Insert users with already-hashed passwords

What's happening is that the user's password is stored as a hashed value. The hashed value is then re-hashed when the new user accounts are imported. The function install_add_user in crud.inc is calling Drupal's user_save function, where the password is being run through an md5 hash.

As far as I can figure, the easiest workaround would be to create a function within crud.inc that duplicates user_save with the exception of replacing $v[] = md5($value); with php $v[] = $value; and $values[] = md5($value); to $values[] = $value;.

I know that replicating a core module function within a module is far from ideal, but it's probably the easiest way to go about it.

EDIT: I've now tested this to confirm that it works.

This isn't a bug at all. Look at the comment at the top of install_add_user():

// $Id: user.inc,v 1.1.2.6 2008/11/24 07:10:46 dww Exp $

/**
 * Add a user.
 *
 * @param $username
 *   User's username name.
 * @param $password
 *   User's plain-text password.
 * @param $email
 *   User's e-mail address.
 * @param $roles
 *   An array of role names to which the user should be assigned.
 *   For example: array('staff', 'moderator')
 * @param $status
 *   User's status. 1 = active, 0 = blocked.
 */
function install_add_user($username, $password, $email, $roles = array(), $status = 1) {
  ...

Notice what it says about "$password":

* @param $password
* User's plain-text password.

You're just trying to do something weird, which is to use this function to insert users where the password is already hashed.

I'm not sure I understand the use-case for creating install profiles that generate users where the password is from a real user's password already hashed on a real site.
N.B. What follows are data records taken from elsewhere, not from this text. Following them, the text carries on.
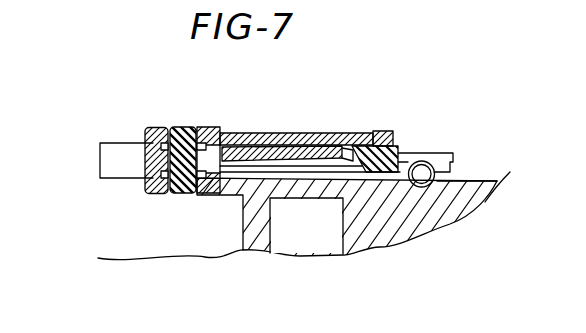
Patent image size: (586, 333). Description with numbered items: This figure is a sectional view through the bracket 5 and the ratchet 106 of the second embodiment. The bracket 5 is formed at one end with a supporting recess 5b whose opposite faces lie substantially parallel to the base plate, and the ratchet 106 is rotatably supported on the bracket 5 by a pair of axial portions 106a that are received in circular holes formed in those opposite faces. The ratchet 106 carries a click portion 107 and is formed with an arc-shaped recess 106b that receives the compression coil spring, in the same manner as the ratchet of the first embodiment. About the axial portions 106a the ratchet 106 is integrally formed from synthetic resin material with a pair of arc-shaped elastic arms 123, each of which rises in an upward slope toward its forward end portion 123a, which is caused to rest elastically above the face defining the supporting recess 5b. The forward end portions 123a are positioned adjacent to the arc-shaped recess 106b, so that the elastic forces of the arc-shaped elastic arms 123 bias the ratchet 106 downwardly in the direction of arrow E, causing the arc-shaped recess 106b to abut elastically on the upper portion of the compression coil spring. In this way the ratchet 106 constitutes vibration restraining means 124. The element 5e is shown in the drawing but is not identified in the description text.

The bracket 5 is at (248, 132).
The supporting recess 5b is at (270, 178).
The pin 5e is at (423, 182).
The ratchet 106 is at (407, 150).
The axial portions 106a is at (188, 127).
The arc-shaped recess 106b is at (452, 158).
The click portion 107 is at (100, 143).
The arc-shaped elastic arms 123 is at (307, 147).
The forward end portion 123a is at (340, 156).
The vibration restraining means 124 is at (386, 112).
The direction of arrow E is at (470, 182).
I have two install profiles that create users, both of them are for creating test sites with some well-known users that have a dummy password (known via plain-text ahead of time, so people other than me can install the profile and have a test site they can log into).

Can you please explain why you think the Install Profile API should support creating sites with real pre-existing users where all you know is the password hash?

Marked #335528: User Save Functionality duplicate of this.

In my environment we are dealing with passwords that have been synchronized from a central LDAP server, so we don't know the passwords to enter them as plain text (nor do we want to know them). This workaround suits our needs just fine.

Profile wizard is pretty much deprecated at this point. One thing that would work would be to add a $hashed = FALSE at the end of install_add_user, and an IF statement around whether or not to md5 the passwords. Feel free to submit a patch that implements this.

I guess that added flexibility wouldn't hurt if people actually need it.

I'd love to see a flag like that (allowing for pre-hashed passwords) for user_save for a similar reason. I have an existing forum site that I'm integrating with drupal and would like to transition to drupal doing the password & user management. I've written the code to create a new drupal user, except I get a "twice-cooked" password when I use user_save with the previously md5'd password. Presumably raw SQL will do the trick but user_save is so perfect that it'd be great to be able to use it.--David Cardinal

If anyone is still interested in this functionality, please provide a patch to the DRUPAL-6--2 branch of core/user.inc.